SBA’s proposed rule, released in February 2015, proposed to maintain the existing 8(a) mentor-protégé program (in a slightly altered form) and proposed to establish a new program, nearly identical to the 8(a) mentor-protégé program, available to all categories of small businesses. The highlights of the proposed rule are below:

  • Populated joint ventures (with their own employees), an already uncommon practice, would be eliminated as an option in favor of both the mentor and protégé performing as subcontractors to an unpopulated joint venture.  SBA believes this would facilitate accurate workshare calculations.

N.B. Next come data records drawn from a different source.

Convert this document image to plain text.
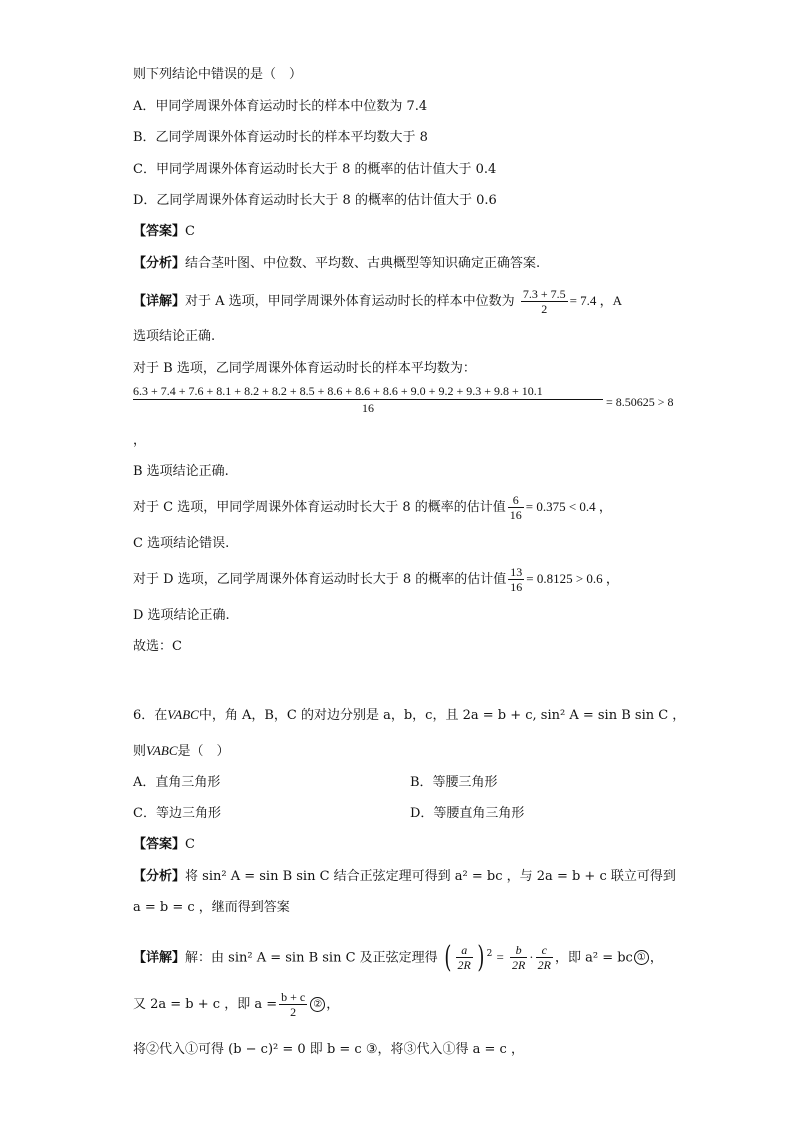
则下列结论中错误的是（　）
A．甲同学周课外体育运动时长的样本中位数为 7.4
B．乙同学周课外体育运动时长的样本平均数大于 8
C．甲同学周课外体育运动时长大于 8 的概率的估计值大于 0.4
D．乙同学周课外体育运动时长大于 8 的概率的估计值大于 0.6
【答案】C
【分析】结合茎叶图、中位数、平均数、古典概型等知识确定正确答案.
【详解】对于 A 选项，甲同学周课外体育运动时长的样本中位数为 $\frac{7.3 + 7.5}{2} = 7.4$ ，A
选项结论正确.
对于 B 选项，乙同学周课外体育运动时长的样本平均数为：
6.3 + 7.4 + 7.6 + 8.1 + 8.2 + 8.2 + 8.5 + 8.6 + 8.6 + 8.6 + 9.0 + 9.2 + 9.3 + 9.8 + 10.1
16	= 8.50625 > 8
，
B 选项结论正确.
对于 C 选项，甲同学周课外体育运动时长大于 8 的概率的估计值 $\frac{6}{16} = 0.375 < 0.4$ ，
C 选项结论错误.
对于 D 选项，乙同学周课外体育运动时长大于 8 的概率的估计值 $\frac{13}{16} = 0.8125 > 0.6$ ，
D 选项结论正确.
故选：C
6．在VABC中，角 A，B，C 的对边分别是 a，b，c，且 2a = b + c, sin² A = sin B sin C ，
则VABC是（　）
A．直角三角形	B．等腰三角形
C．等边三角形	D．等腰直角三角形
【答案】C
【分析】将 sin² A = sin B sin C 结合正弦定理可得到 a² = bc ，与 2a = b + c 联立可得到
a = b = c ，继而得到答案
【详解】解：由 sin² A = sin B sin C 及正弦定理得 ( $\frac{a}{2R}$ ) $^2 = \frac{b}{2R} \cdot \frac{c}{2R}$ ，即 a² = bc ① ，
又 2a = b + c ，即 $a = \frac{b + c}{2}$ ② ，
将②代入①可得 (b − c)² = 0 即 b = c ③，将③代入①得 a = c ，
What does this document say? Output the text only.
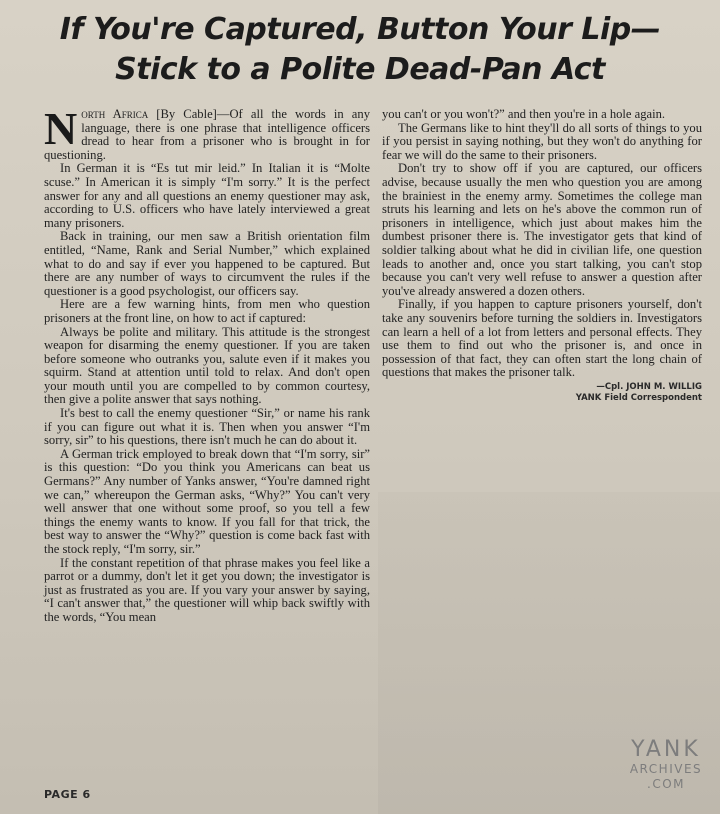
If You're Captured, Button Your Lip—
Stick to a Polite Dead-Pan Act

North Africa [By Cable]—Of all the words in any language, there is one phrase that intelligence officers dread to hear from a prisoner who is brought in for questioning.

In German it is “Es tut mir leid.” In Italian it is “Molte scuse.” In American it is simply “I'm sorry.” It is the perfect answer for any and all questions an enemy questioner may ask, according to U.S. officers who have lately interviewed a great many prisoners.

Back in training, our men saw a British orientation film entitled, “Name, Rank and Serial Number,” which explained what to do and say if ever you happened to be captured. But there are any number of ways to circumvent the rules if the questioner is a good psychologist, our officers say.

Here are a few warning hints, from men who question prisoners at the front line, on how to act if captured:

Always be polite and military. This attitude is the strongest weapon for disarming the enemy questioner. If you are taken before someone who outranks you, salute even if it makes you squirm. Stand at attention until told to relax. And don't open your mouth until you are compelled to by common courtesy, then give a polite answer that says nothing.

It's best to call the enemy questioner “Sir,” or name his rank if you can figure out what it is. Then when you answer “I'm sorry, sir” to his questions, there isn't much he can do about it.

A German trick employed to break down that “I'm sorry, sir” is this question: “Do you think you Americans can beat us Germans?” Any number of Yanks answer, “You're damned right we can,” whereupon the German asks, “Why?” You can't very well answer that one without some proof, so you tell a few things the enemy wants to know. If you fall for that trick, the best way to answer the “Why?” question is come back fast with the stock reply, “I'm sorry, sir.”

If the constant repetition of that phrase makes you feel like a parrot or a dummy, don't let it get you down; the investigator is just as frustrated as you are. If you vary your answer by saying, “I can't answer that,” the questioner will whip back swiftly with the words, “You mean

you can't or you won't?” and then you're in a hole again.

The Germans like to hint they'll do all sorts of things to you if you persist in saying nothing, but they won't do anything for fear we will do the same to their prisoners.

Don't try to show off if you are captured, our officers advise, because usually the men who question you are among the brainiest in the enemy army. Sometimes the college man struts his learning and lets on he's above the common run of prisoners in intelligence, which just about makes him the dumbest prisoner there is. The investigator gets that kind of soldier talking about what he did in civilian life, one question leads to another and, once you start talking, you can't stop because you can't very well refuse to answer a question after you've already answered a dozen others.

Finally, if you happen to capture prisoners yourself, don't take any souvenirs before turning the soldiers in. Investigators can learn a hell of a lot from letters and personal effects. They use them to find out who the prisoner is, and once in possession of that fact, they can often start the long chain of questions that makes the prisoner talk.

—Cpl. JOHN M. WILLIG
YANK Field Correspondent
PAGE 6
YANK
ARCHIVES
.COM
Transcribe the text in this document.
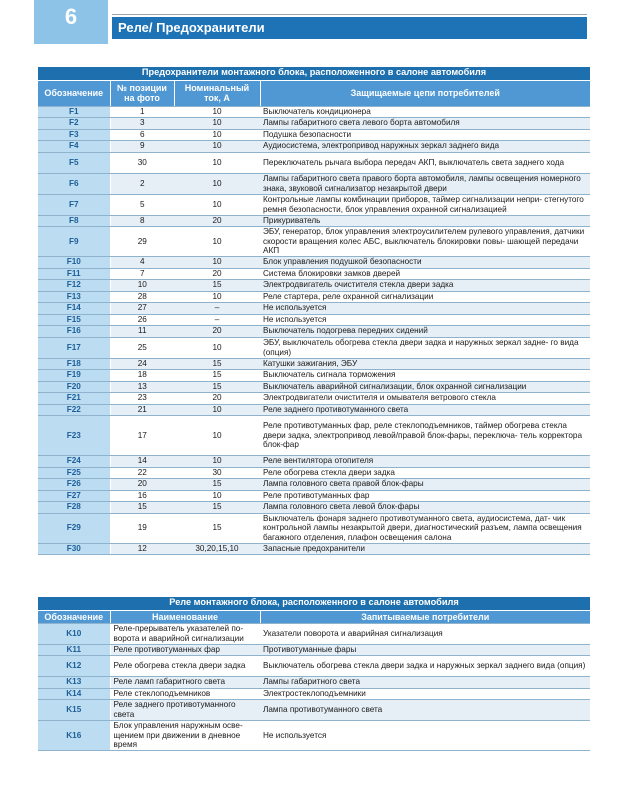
6	Реле/ Предохранители
Предохранители монтажного блока, расположенного в салоне автомобиля			
Обозначение	№ позиции на фото	Номинальный ток, А	Защищаемые цепи потребителей
F1	1	10	Выключатель кондиционера
F2	3	10	Лампы габаритного света левого борта автомобиля
F3	6	10	Подушка безопасности
F4	9	10	Аудиосистема, электропривод наружных зеркал заднего вида
F5	30	10	Переключатель рычага выбора передач АКП, выключатель света заднего хода
F6	2	10	Лампы габаритного света правого борта автомобиля, лампы освещения номерного знака, звуковой сигнализатор незакрытой двери
F7	5	10	Контрольные лампы комбинации приборов, таймер сигнализации непри- стегнутого ремня безопасности, блок управления охранной сигнализацией
F8	8	20	Прикуриватель
F9	29	10	ЭБУ, генератор, блок управления электроусилителем рулевого управления, датчики скорости вращения колес АБС, выключатель блокировки повы- шающей передачи АКП
F10	4	10	Блок управления подушкой безопасности
F11	7	20	Система блокировки замков дверей
F12	10	15	Электродвигатель очистителя стекла двери задка
F13	28	10	Реле стартера, реле охранной сигнализации
F14	27	–	Не используется
F15	26	–	Не используется
F16	11	20	Выключатель подогрева передних сидений
F17	25	10	ЭБУ, выключатель обогрева стекла двери задка и наружных зеркал задне- го вида (опция)
F18	24	15	Катушки зажигания, ЭБУ
F19	18	15	Выключатель сигнала торможения
F20	13	15	Выключатель аварийной сигнализации, блок охранной сигнализации
F21	23	20	Электродвигатели очистителя и омывателя ветрового стекла
F22	21	10	Реле заднего противотуманного света
F23	17	10	Реле противотуманных фар, реле стеклоподъемников, таймер обогрева стекла двери задка, электропривод левой/правой блок-фары, переключа- тель корректора блок-фар
F24	14	10	Реле вентилятора отопителя
F25	22	30	Реле обогрева стекла двери задка
F26	20	15	Лампа головного света правой блок-фары
F27	16	10	Реле противотуманных фар
F28	15	15	Лампа головного света левой блок-фары
F29	19	15	Выключатель фонаря заднего противотуманного света, аудиосистема, дат- чик контрольной лампы незакрытой двери, диагностический разъем, лампа освещения багажного отделения, плафон освещения салона
F30	12	30,20,15,10	Запасные предохранители
Реле монтажного блока, расположенного в салоне автомобиля		
Обозначение	Наименование	Запитываемые потребители
K10	Реле-прерыватель указателей по- ворота и аварийной сигнализации	Указатели поворота и аварийная сигнализация
K11	Реле противотуманных фар	Противотуманные фары
K12	Реле обогрева стекла двери задка	Выключатель обогрева стекла двери задка и наружных зеркал заднего вида (опция)
K13	Реле ламп габаритного света	Лампы габаритного света
K14	Реле стеклоподъемников	Электростеклоподъемники
K15	Реле заднего противотуманного света	Лампа противотуманного света
K16	Блок управления наружным осве- щением при движении в дневное время	Не используется
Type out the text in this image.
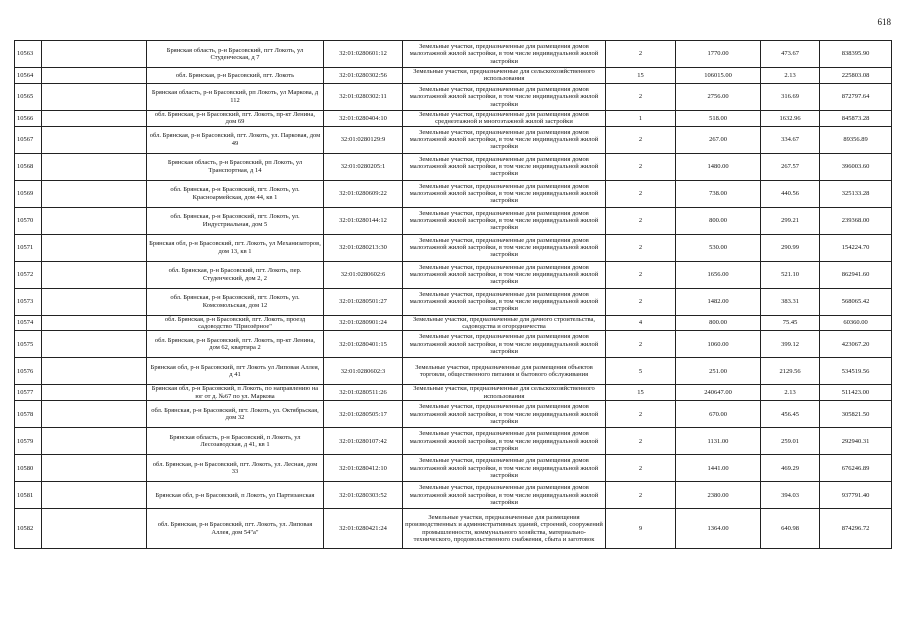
618
10563		Брянская область, р-н Брасовский, пгт Локоть, ул Студенческая, д 7	32:01:0280601:12	Земельные участки, предназначенные для размещения домов малоэтажной жилой застройки, в том числе индивидуальной жилой застройки	2	1770.00	473.67	838395.90
10564		обл. Брянская, р-н Брасовский, пгт. Локоть	32:01:0280302:56	Земельные участки, предназначенные для сельскохозяйственного использования	15	106015.00	2.13	225803.08
10565		Брянская область, р-н Брасовский, рп Локоть, ул Маркова, д 112	32:01:0280302:11	Земельные участки, предназначенные для размещения домов малоэтажной жилой застройки, в том числе индивидуальной жилой застройки	2	2756.00	316.69	872797.64
10566		обл. Брянская, р-н Брасовский, пгт. Локоть, пр-кт Ленина, дом 69	32:01:0280404:10	Земельные участки, предназначенные для размещения домов среднеэтажной и многоэтажной жилой застройки	1	518.00	1632.96	845873.28
10567		обл. Брянская, р-н Брасовский, пгт. Локоть, ул. Парковая, дом 49	32:01:0280129:9	Земельные участки, предназначенные для размещения домов малоэтажной жилой застройки, в том числе индивидуальной жилой застройки	2	267.00	334.67	89356.89
10568		Брянская область, р-н Брасовский, рп Локоть, ул Транспортная, д 14	32:01:0280205:1	Земельные участки, предназначенные для размещения домов малоэтажной жилой застройки, в том числе индивидуальной жилой застройки	2	1480.00	267.57	396003.60
10569		обл. Брянская, р-н Брасовский, пгт. Локоть, ул. Красноармейская, дом 44, кв 1	32:01:0280609:22	Земельные участки, предназначенные для размещения домов малоэтажной жилой застройки, в том числе индивидуальной жилой застройки	2	738.00	440.56	325133.28
10570		обл. Брянская, р-н Брасовский, пгт. Локоть, ул. Индустриальная, дом 5	32:01:0280144:12	Земельные участки, предназначенные для размещения домов малоэтажной жилой застройки, в том числе индивидуальной жилой застройки	2	800.00	299.21	239368.00
10571		Брянская обл, р-н Брасовский, пгт. Локоть, ул Механизаторов, дом 13, кв 1	32:01:0280213:30	Земельные участки, предназначенные для размещения домов малоэтажной жилой застройки, в том числе индивидуальной жилой застройки	2	530.00	290.99	154224.70
10572		обл. Брянская, р-н Брасовский, пгт. Локоть, пер. Студенческий, дом 2, 2	32:01:0280602:6	Земельные участки, предназначенные для размещения домов малоэтажной жилой застройки, в том числе индивидуальной жилой застройки	2	1656.00	521.10	862941.60
10573		обл. Брянская, р-н Брасовский, пгт. Локоть, ул. Комсомольская, дом 12	32:01:0280501:27	Земельные участки, предназначенные для размещения домов малоэтажной жилой застройки, в том числе индивидуальной жилой застройки	2	1482.00	383.31	568065.42
10574		обл. Брянская, р-н Брасовский, пгт. Локоть, проезд садоводство "Приозёрное"	32:01:0280901:24	Земельные участки, предназначенные для дачного строительства, садоводства и огородничества	4	800.00	75.45	60360.00
10575		обл. Брянская, р-н Брасовский, пгт. Локоть, пр-кт Ленина, дом 62, квартира 2	32:01:0280401:15	Земельные участки, предназначенные для размещения домов малоэтажной жилой застройки, в том числе индивидуальной жилой застройки	2	1060.00	399.12	423067.20
10576		Брянская обл, р-н Брасовский, пгт Локоть ул Липовая Аллея, д 41	32:01:0280602:3	Земельные участки, предназначенные для размещения объектов торговли, общественного питания и бытового обслуживания	5	251.00	2129.56	534519.56
10577		Брянская обл, р-н Брасовский, п Локоть, по направлению на юг от д. №67 по ул. Маркова	32:01:0280511:26	Земельные участки, предназначенные для сельскохозяйственного использования	15	240647.00	2.13	511423.00
10578		обл. Брянская, р-н Брасовский, пгт. Локоть, ул. Октябрьская, дом 32	32:01:0280505:17	Земельные участки, предназначенные для размещения домов малоэтажной жилой застройки, в том числе индивидуальной жилой застройки	2	670.00	456.45	305821.50
10579		Брянская область, р-н Брасовский, п Локоть, ул Лесозаводская, д 41, кв 1	32:01:0280107:42	Земельные участки, предназначенные для размещения домов малоэтажной жилой застройки, в том числе индивидуальной жилой застройки	2	1131.00	259.01	292940.31
10580		обл. Брянская, р-н Брасовский, пгт. Локоть, ул. Лесная, дом 33	32:01:0280412:10	Земельные участки, предназначенные для размещения домов малоэтажной жилой застройки, в том числе индивидуальной жилой застройки	2	1441.00	469.29	676246.89
10581		Брянская обл, р-н Брасовский, п Локоть, ул Партизанская	32:01:0280303:52	Земельные участки, предназначенные для размещения домов малоэтажной жилой застройки, в том числе индивидуальной жилой застройки	2	2380.00	394.03	937791.40
10582		обл. Брянская, р-н Брасовский, пгт. Локоть, ул. Липовая Аллея, дом 54"а"	32:01:0280421:24	Земельные участки, предназначенные для размещения производственных и административных зданий, строений, сооружений промышленности, коммунального хозяйства, материально-технического, продовольственного снабжения, сбыта и заготовок	9	1364.00	640.98	874296.72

  • Mentors would be limited to one protégé and protégés to one mentor, as is the rule under the existing 8(a) program.  However, at its discretion, SBA could grant permission for mentors to have up to three protégés and for protégés to have up to two mentors.
  • The current 8(a) requirement that protégé be less than half the size standard corresponding to its primary NAICS code to be eligible for the program would be eliminated in both the 8(a) program and the new program under the proposed rule.
  • 8(a) mentor-protégé arrangements are limited to the time period in which the protégé remains in the 8(a) program.  Under the proposed rule, graduating 8(a) protégés would be able to transfer their mentor-protégé arrangement to the new general small business program.
  • The expanded mentor-protégé program would limit non-8(a) mentor-protégé arrangements to three years, although mentor-protégé joint ventures would be able to continue to perform existing contracts so long as recertifications of size made after the expiration of the mentor-protégé take into account the loss of the joint venture affiliation exemption (meaning the joint venture would likely need to recertify as a large business at that time).

Although changes are expected in the final rule, the substance of the final rule is likely to be largely similar to the proposed rule. We will update once the final rule is released.